The chief eyed her quizzically. “They’ll carry you as far as you’ll care to go and for as long as you’ll stand. What’s troubling me is what your man will say when he knows?”

“Who—Peter?” Sheila’s smile deepened. “He’ll understand; he’ll be glad. Something both of us will remember always, something big to share. Oh, I know it’s going to be life and death, heaven and hell, rolled into a minute, but I wouldn’t be missing this chance—” She broke off suddenly, and when she spoke again there was a great reverence in her voice. “I feel as the littlest angel might have felt if God had asked him to be at the Creation.”

“Rather different, this.” Griggs, the chief’s assistant, spoke. There were just the three of them in the ambulance.

“Not so very. It’s another big primal happening, the hurling together of elemental things and impulses and watching something more solid and lasting come out. A new heaven and a new earth.”

“What we see coming out won’t be so solid or so lasting. We may not be ourselves.” Griggs was a pessimist, a heroic one, with an eye ever keen for the grimmest and most disappointing in life and a courage to meet it squarely.
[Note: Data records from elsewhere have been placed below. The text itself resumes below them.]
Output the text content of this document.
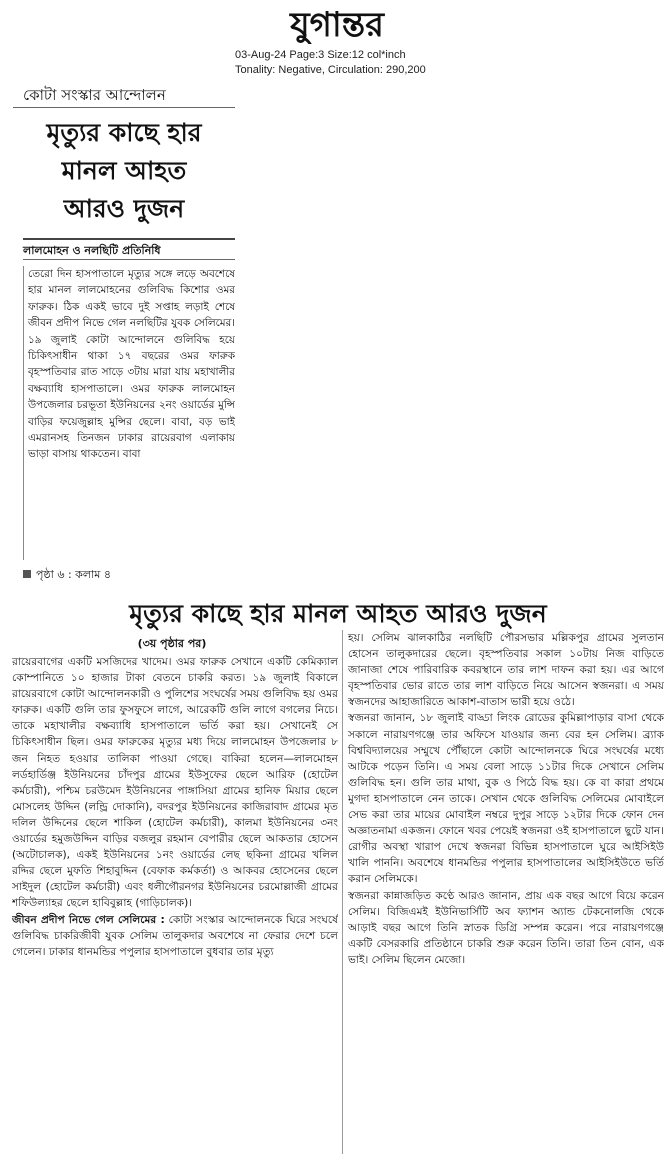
যুগান্তর
03-Aug-24 Page:3 Size:12 col*inch
Tonality: Negative, Circulation: 290,200
কোটা সংস্কার আন্দোলন
মৃত্যুর কাছে হার
মানল আহত
আরও দুজন
লালমোহন ও নলছিটি প্রতিনিধি

তেরো দিন হাসপাতালে মৃত্যুর সঙ্গে লড়ে অবশেষে হার মানল লালমোহনের গুলিবিদ্ধ কিশোর ওমর ফারুক। ঠিক একই ভাবে দুই সপ্তাহ লড়াই শেষে জীবন প্রদীপ নিভে গেল নলছিটির যুবক সেলিমের। ১৯ জুলাই কোটা আন্দোলনে গুলিবিদ্ধ হয়ে চিকিৎসাধীন থাকা ১৭ বছরের ওমর ফারুক বৃহস্পতিবার রাত সাড়ে ৩টায় মারা যায় মহাখালীর বক্ষব্যাধি হাসপাতালে। ওমর ফারুক লালমোহন উপজেলার চরভূতা ইউনিয়নের ২নং ওয়ার্ডের মুন্সি বাড়ির ফয়েজুল্লাহ মুন্সির ছেলে। বাবা, বড় ভাই এমরানসহ তিনজন ঢাকার রায়েরবাগ এলাকায় ভাড়া বাসায় থাকতেন। বাবা

পৃষ্ঠা ৬ : কলাম ৪
মৃত্যুর কাছে হার মানল আহত আরও দুজন
(৩য় পৃষ্ঠার পর)

রায়েরবাগের একটি মসজিদের খাদেম। ওমর ফারুক সেখানে একটি কেমিক্যাল কোম্পানিতে ১০ হাজার টাকা বেতনে চাকরি করত। ১৯ জুলাই বিকালে রায়েরবাগে কোটা আন্দোলনকারী ও পুলিশের সংঘর্ষের সময় গুলিবিদ্ধ হয় ওমর ফারুক। একটি গুলি তার ফুসফুসে লাগে, আরেকটি গুলি লাগে বগলের নিচে। তাকে মহাখালীর বক্ষব্যাধি হাসপাতালে ভর্তি করা হয়। সেখানেই সে চিকিৎসাধীন ছিল। ওমর ফারুকের মৃত্যুর মধ্য দিয়ে লালমোহন উপজেলার ৮ জন নিহত হওয়ার তালিকা পাওয়া গেছে। বাকিরা হলেন—লালমোহন লর্ডহার্ডিঞ্জ ইউনিয়নের চাঁদপুর গ্রামের ইউসুফের ছেলে আরিফ (হোটেল কর্মচারী), পশ্চিম চরউমেদ ইউনিয়নের পাঙ্গাসিয়া গ্রামের হানিফ মিয়ার ছেলে মোসলেহ উদ্দিন (লন্ড্রি দোকানি), বদরপুর ইউনিয়নের কাজিরাবাদ গ্রামের মৃত দলিল উদ্দিনের ছেলে শাকিল (হোটেল কর্মচারী), কালমা ইউনিয়নের ৩নং ওয়ার্ডের হমুজউদ্দিন বাড়ির বজলুর রহমান বেপারীর ছেলে আকতার হোসেন (অটোচালক), একই ইউনিয়নের ১নং ওয়ার্ডের লেছ ছকিনা গ্রামের খলিল রদ্দির ছেলে মুফতি শিহাবুদ্দিন (বেফাক কর্মকর্তা) ও আকবর হোসেনের ছেলে সাইদুল (হোটেল কর্মচারী) এবং ধলীগৌরনগর ইউনিয়নের চরমোল্লাজী গ্রামের শফিউল্যাহর ছেলে হাবিবুল্লাহ (গাড়িচালক)।

জীবন প্রদীপ নিভে গেল সেলিমের : কোটা সংস্কার আন্দোলনকে ঘিরে সংঘর্ষে গুলিবিদ্ধ চাকরিজীবী যুবক সেলিম তালুকদার অবশেষে না ফেরার দেশে চলে গেলেন। ঢাকার ধানমন্ডির পপুলার হাসপাতালে বুধবার তার মৃত্যু

হয়। সেলিম ঝালকাঠির নলছিটি পৌরসভার মল্লিকপুর গ্রামের সুলতান হোসেন তালুকদারের ছেলে। বৃহস্পতিবার সকাল ১০টায় নিজ বাড়িতে জানাজা শেষে পারিবারিক কবরস্থানে তার লাশ দাফন করা হয়। এর আগে বৃহস্পতিবার ভোর রাতে তার লাশ বাড়িতে নিয়ে আসেন স্বজনরা। এ সময় স্বজনদের আহাজারিতে আকাশ-বাতাস ভারী হয়ে ওঠে।

স্বজনরা জানান, ১৮ জুলাই বাড্ডা লিংক রোডের কুমিল্লাপাড়ার বাসা থেকে সকালে নারায়ণগঞ্জে তার অফিসে যাওয়ার জন্য বের হন সেলিম। ব্র্যাক বিশ্ববিদ্যালয়ের সম্মুখে পৌঁছালে কোটা আন্দোলনকে ঘিরে সংঘর্ষের মধ্যে আটকে পড়েন তিনি। এ সময় বেলা সাড়ে ১১টার দিকে সেখানে সেলিম গুলিবিদ্ধ হন। গুলি তার মাথা, বুক ও পিঠে বিদ্ধ হয়। কে বা কারা প্রথমে মুগদা হাসপাতালে নেন তাকে। সেখান থেকে গুলিবিদ্ধ সেলিমের মোবাইলে সেভ করা তার মায়ের মোবাইল নম্বরে দুপুর সাড়ে ১২টার দিকে ফোন দেন অজ্ঞাতনামা একজন। ফোনে খবর পেয়েই স্বজনরা ওই হাসপাতালে ছুটে যান। রোগীর অবস্থা খারাপ দেখে স্বজনরা বিভিন্ন হাসপাতালে ঘুরে আইসিইউ খালি পাননি। অবশেষে ধানমন্ডির পপুলার হাসপাতালের আইসিইউতে ভর্তি করান সেলিমকে।

স্বজনরা কান্নাজড়িত কণ্ঠে আরও জানান, প্রায় এক বছর আগে বিয়ে করেন সেলিম। বিজিএমই ইউনিভার্সিটি অব ফ্যাশন অ্যান্ড টেকনোলজি থেকে আড়াই বছর আগে তিনি স্নাতক ডিগ্রি সম্পন্ন করেন। পরে নারায়ণগঞ্জে একটি বেসরকারি প্রতিষ্ঠানে চাকরি শুরু করেন তিনি। তারা তিন বোন, এক ভাই। সেলিম ছিলেন মেজো।
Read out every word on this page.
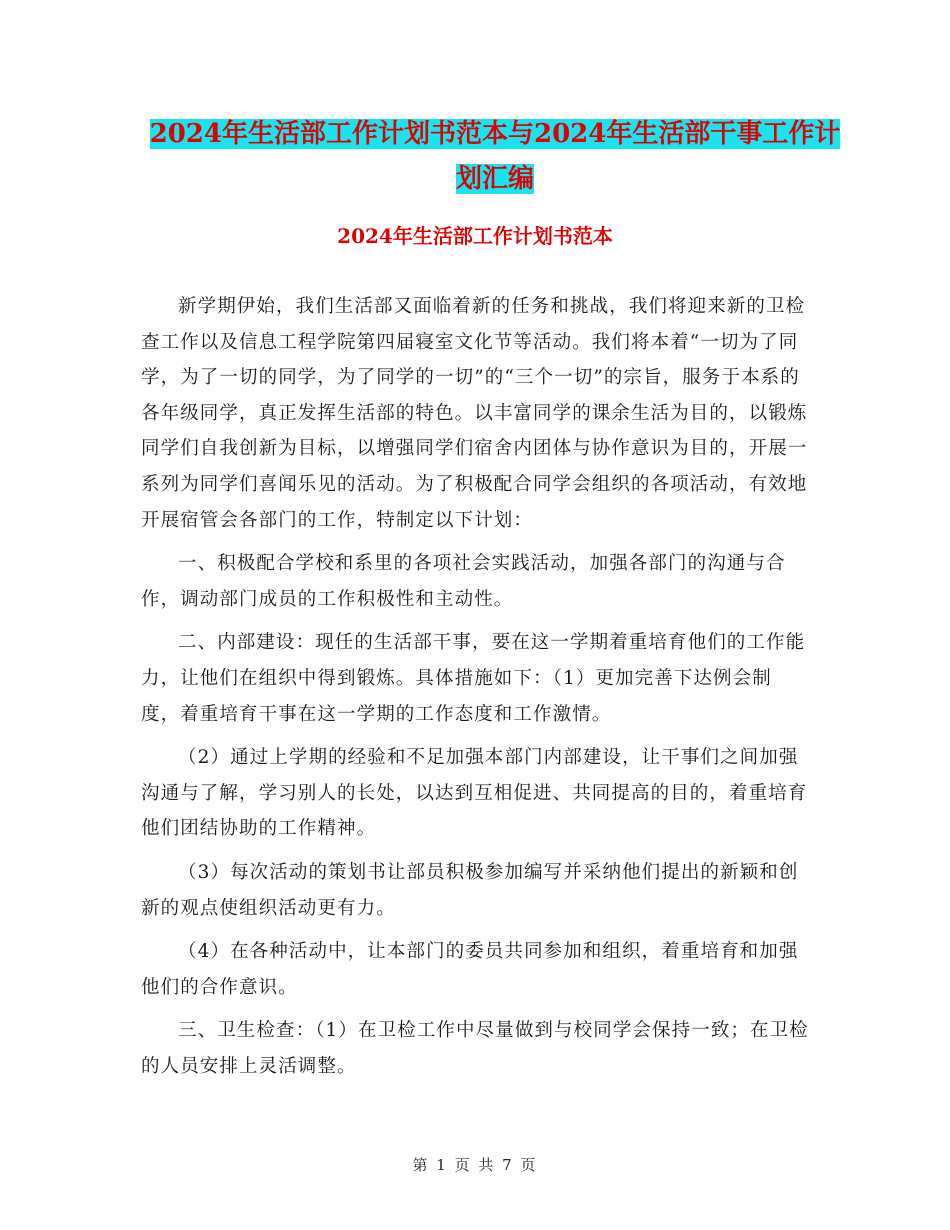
2024年生活部工作计划书范本与2024年生活部干事工作计划汇编
2024年生活部工作计划书范本

新学期伊始，我们生活部又面临着新的任务和挑战，我们将迎来新的卫检查工作以及信息工程学院第四届寝室文化节等活动。我们将本着“一切为了同学，为了一切的同学，为了同学的一切”的“三个一切”的宗旨，服务于本系的各年级同学，真正发挥生活部的特色。以丰富同学的课余生活为目的，以锻炼同学们自我创新为目标，以增强同学们宿舍内团体与协作意识为目的，开展一系列为同学们喜闻乐见的活动。为了积极配合同学会组织的各项活动，有效地开展宿管会各部门的工作，特制定以下计划：

一、积极配合学校和系里的各项社会实践活动，加强各部门的沟通与合作，调动部门成员的工作积极性和主动性。

二、内部建设：现任的生活部干事，要在这一学期着重培育他们的工作能力，让他们在组织中得到锻炼。具体措施如下：（1）更加完善下达例会制度，着重培育干事在这一学期的工作态度和工作激情。

（2）通过上学期的经验和不足加强本部门内部建设，让干事们之间加强沟通与了解，学习别人的长处，以达到互相促进、共同提高的目的，着重培育他们团结协助的工作精神。

（3）每次活动的策划书让部员积极参加编写并采纳他们提出的新颖和创新的观点使组织活动更有力。

（4）在各种活动中，让本部门的委员共同参加和组织，着重培育和加强他们的合作意识。

三、卫生检查：（1）在卫检工作中尽量做到与校同学会保持一致；在卫检的人员安排上灵活调整。

第 1 页 共 7 页
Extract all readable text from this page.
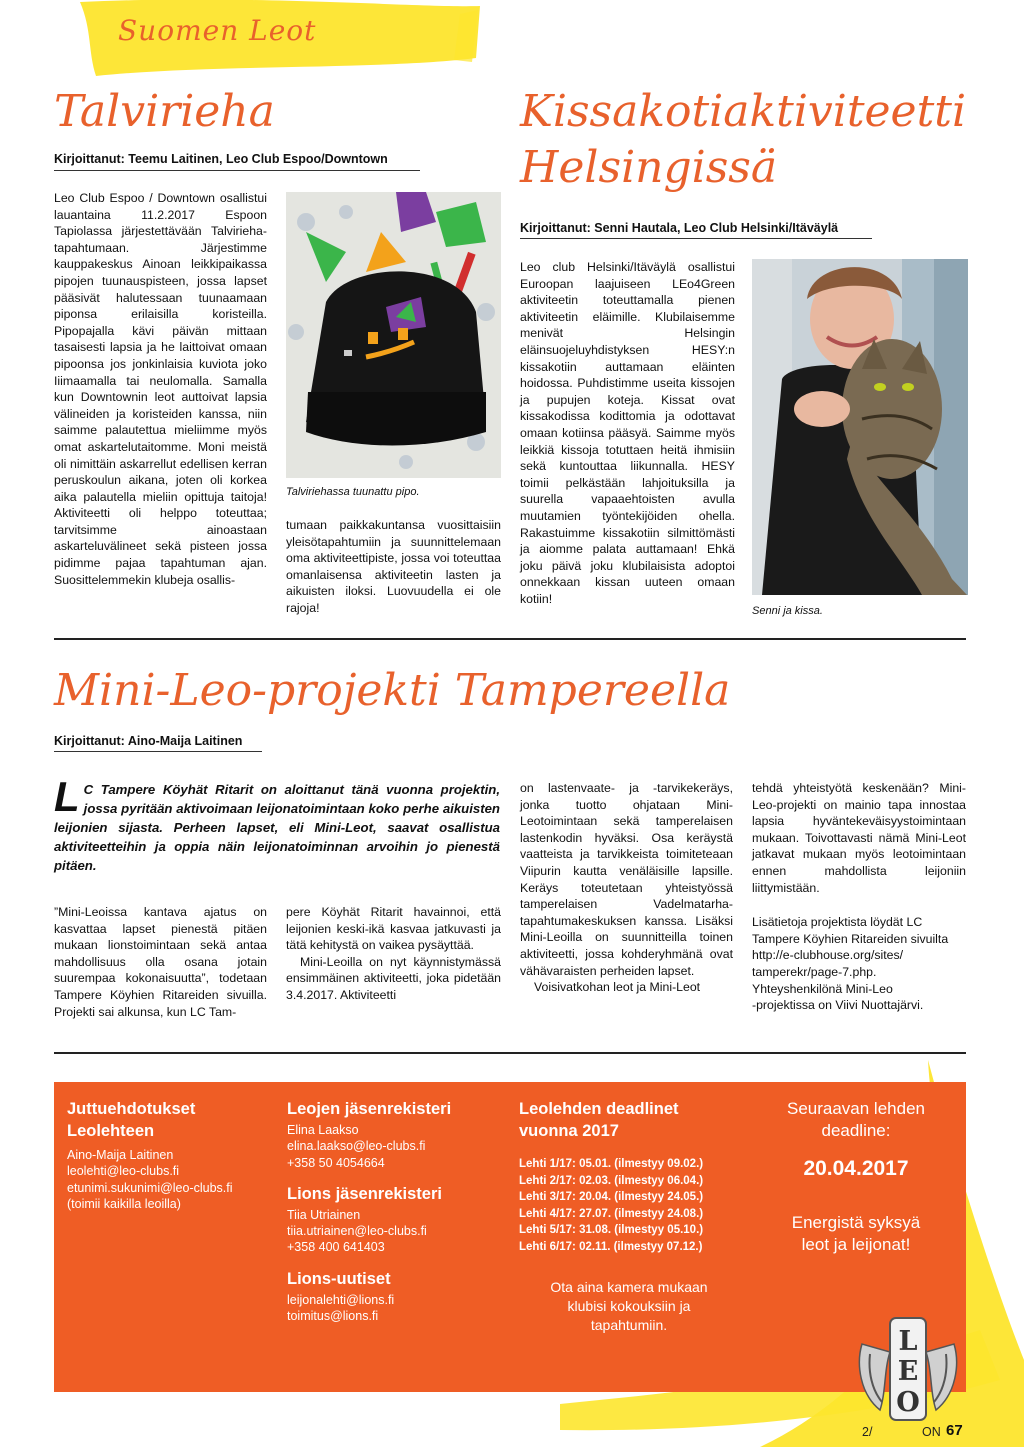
Suomen Leot
Talvirieha
Kirjoittanut: Teemu Laitinen, Leo Club Espoo/Downtown
Leo Club Espoo / Downtown osallistui lauantaina 11.2.2017 Espoon Tapiolassa järjestettävään Talvirieha-tapahtumaan. Järjestimme kauppakeskus Ainoan leikkipaikassa pipojen tuunauspisteen, jossa lapset pääsivät halutessaan tuunaamaan piponsa erilaisilla koristeilla. Pipopajalla kävi päivän mittaan tasaisesti lapsia ja he laittoivat omaan pipoonsa jos jonkinlaisia kuviota joko Iiimaamalla tai neulomalla. Samalla kun Downtownin leot auttoivat lapsia välineiden ja koristeiden kanssa, niin saimme palautettua mieliimme myös omat askartelutaitomme. Moni meistä oli nimittäin askarrellut edellisen kerran peruskoulun aikana, joten oli korkea aika palautella mieliin opittuja taitoja! Aktiviteetti oli helppo toteuttaa; tarvitsimme ainoastaan askarteluvälineet sekä pisteen jossa pidimme pajaa tapahtuman ajan. Suosittelemmekin klubeja osallis-
Talviriehassa tuunattu pipo.
tumaan paikkakuntansa vuosittaisiin yleisötapahtumiin ja suunnittelemaan oma aktiviteettipiste, jossa voi toteuttaa omanlaisensa aktiviteetin lasten ja aikuisten iloksi. Luovuudella ei ole rajoja!
Kissakotiaktiviteetti
Helsingissä
Kirjoittanut: Senni Hautala, Leo Club Helsinki/Itäväylä
Leo club Helsinki/Itäväylä osallistui Euroopan laajuiseen LEo4Green aktiviteetin toteuttamalla pienen aktiviteetin eläimille. Klubilaisemme menivät Helsingin eläinsuojeluyhdistyksen HESY:n kissakotiin auttamaan eläinten hoidossa. Puhdistimme useita kissojen ja pupujen koteja. Kissat ovat kissakodissa kodittomia ja odottavat omaan kotiinsa pääsyä. Saimme myös leikkiä kissoja totuttaen heitä ihmisiin sekä kuntouttaa liikunnalla. HESY toimii pelkästään lahjoituksilla ja suurella vapaaehtoisten avulla muutamien työntekijöiden ohella. Rakastuimme kissakotiin silmittömästi ja aiomme palata auttamaan! Ehkä joku päivä joku klubilaisista adoptoi onnekkaan kissan uuteen omaan kotiin!
Senni ja kissa.
Mini-Leo-projekti Tampereella
Kirjoittanut: Aino-Maija Laitinen
L C Tampere Köyhät Ritarit on aloittanut tänä vuonna projektin, jossa pyritään aktivoimaan leijonatoimintaan koko perhe aikuisten leijonien sijasta. Perheen lapset, eli Mini-Leot, saavat osallistua aktiviteetteihin ja oppia näin leijonatoiminnan arvoihin jo pienestä pitäen.
”Mini-Leoissa kantava ajatus on kasvattaa lapset pienestä pitäen mukaan lionstoimintaan sekä antaa mahdollisuus olla osana jotain suurempaa kokonaisuutta”, todetaan Tampere Köyhien Ritareiden sivuilla. Projekti sai alkunsa, kun LC Tam-
pere Köyhät Ritarit havainnoi, että leijonien keski-ikä kasvaa jatkuvasti ja tätä kehitystä on vaikea pysäyttää.
Mini-Leoilla on nyt käynnistymässä ensimmäinen aktiviteetti, joka pidetään 3.4.2017. Aktiviteetti
on lastenvaate- ja -tarvikekeräys, jonka tuotto ohjataan Mini-Leotoimintaan sekä tamperelaisen lastenkodin hyväksi. Osa keräystä vaatteista ja tarvikkeista toimiteteaan Viipurin kautta venäläisille lapsille. Keräys toteutetaan yhteistyössä tamperelaisen Vadelmatarha-tapahtumakeskuksen kanssa. Lisäksi Mini-Leoilla on suunnitteilla toinen aktiviteetti, jossa kohderyhmänä ovat vähävaraisten perheiden lapset.
Voisivatkohan leot ja Mini-Leot
tehdä yhteistyötä keskenään? Mini-Leo-projekti on mainio tapa innostaa lapsia hyväntekeväisyystoimintaan mukaan. Toivottavasti nämä Mini-Leot jatkavat mukaan myös leotoimintaan ennen mahdollista leijoniin liittymistään.
Lisätietoja projektista löydät LC
Tampere Köyhien Ritareiden sivuilta
http://e-clubhouse.org/sites/
tamperekr/page-7.php.
Yhteyshenkilönä Mini-Leo
-projektissa on Viivi Nuottajärvi.
Juttuehdotukset
Leolehteen
Aino-Maija Laitinen
leolehti@leo-clubs.fi
etunimi.sukunimi@leo-clubs.fi
(toimii kaikilla leoilla)
Leojen jäsenrekisteri
Elina Laakso
elina.laakso@leo-clubs.fi
+358 50 4054664
Lions jäsenrekisteri
Tiia Utriainen
tiia.utriainen@leo-clubs.fi
+358 400 641403
Lions-uutiset
leijonalehti@lions.fi
toimitus@lions.fi
Leolehden deadlinet
vuonna 2017
Lehti 1/17: 05.01. (ilmestyy 09.02.)
Lehti 2/17: 02.03. (ilmestyy 06.04.)
Lehti 3/17: 20.04. (ilmestyy 24.05.)
Lehti 4/17: 27.07. (ilmestyy 24.08.)
Lehti 5/17: 31.08. (ilmestyy 05.10.)
Lehti 6/17: 02.11. (ilmestyy 07.12.)
Ota aina kamera mukaan
klubisi kokouksiin ja
tapahtumiin.
Seuraavan lehden
deadline:
20.04.2017
Energistä syksyä
leot ja leijonat!
L
E
O
2/	ON 67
The chief’s glance brushed him on its way to the nurse; Griggs’s share of it was plainly commiserating. “And I say, blessed be those who shall inherit it. But, girl, this doesn’t settle the question of your man. I’ve had to duck orders a bit to bring you along. Women aren’t wanted at the front. He may hold it up stiff against me for it.”

“But I can help. Any woman who can stand it will be needed. They shouldn’t bar us out. That’s all Peter’ll think about. Don’t worry.”

There was no question in the girl’s mind as to the wisdom or right in her coming—or Peter’s verdict in the matter. He would not fuss over this plunge into danger any more than he had misunderstood her giving away her wedding back at the old San and coming over at the eleventh hour. The last words Peter had said when he left her for the front came back with absolute distinctness:

“Whatever happens, do what you think best, go where you feel you must go. Don’t bungle your instincts. I’d trust them next to God’s own.”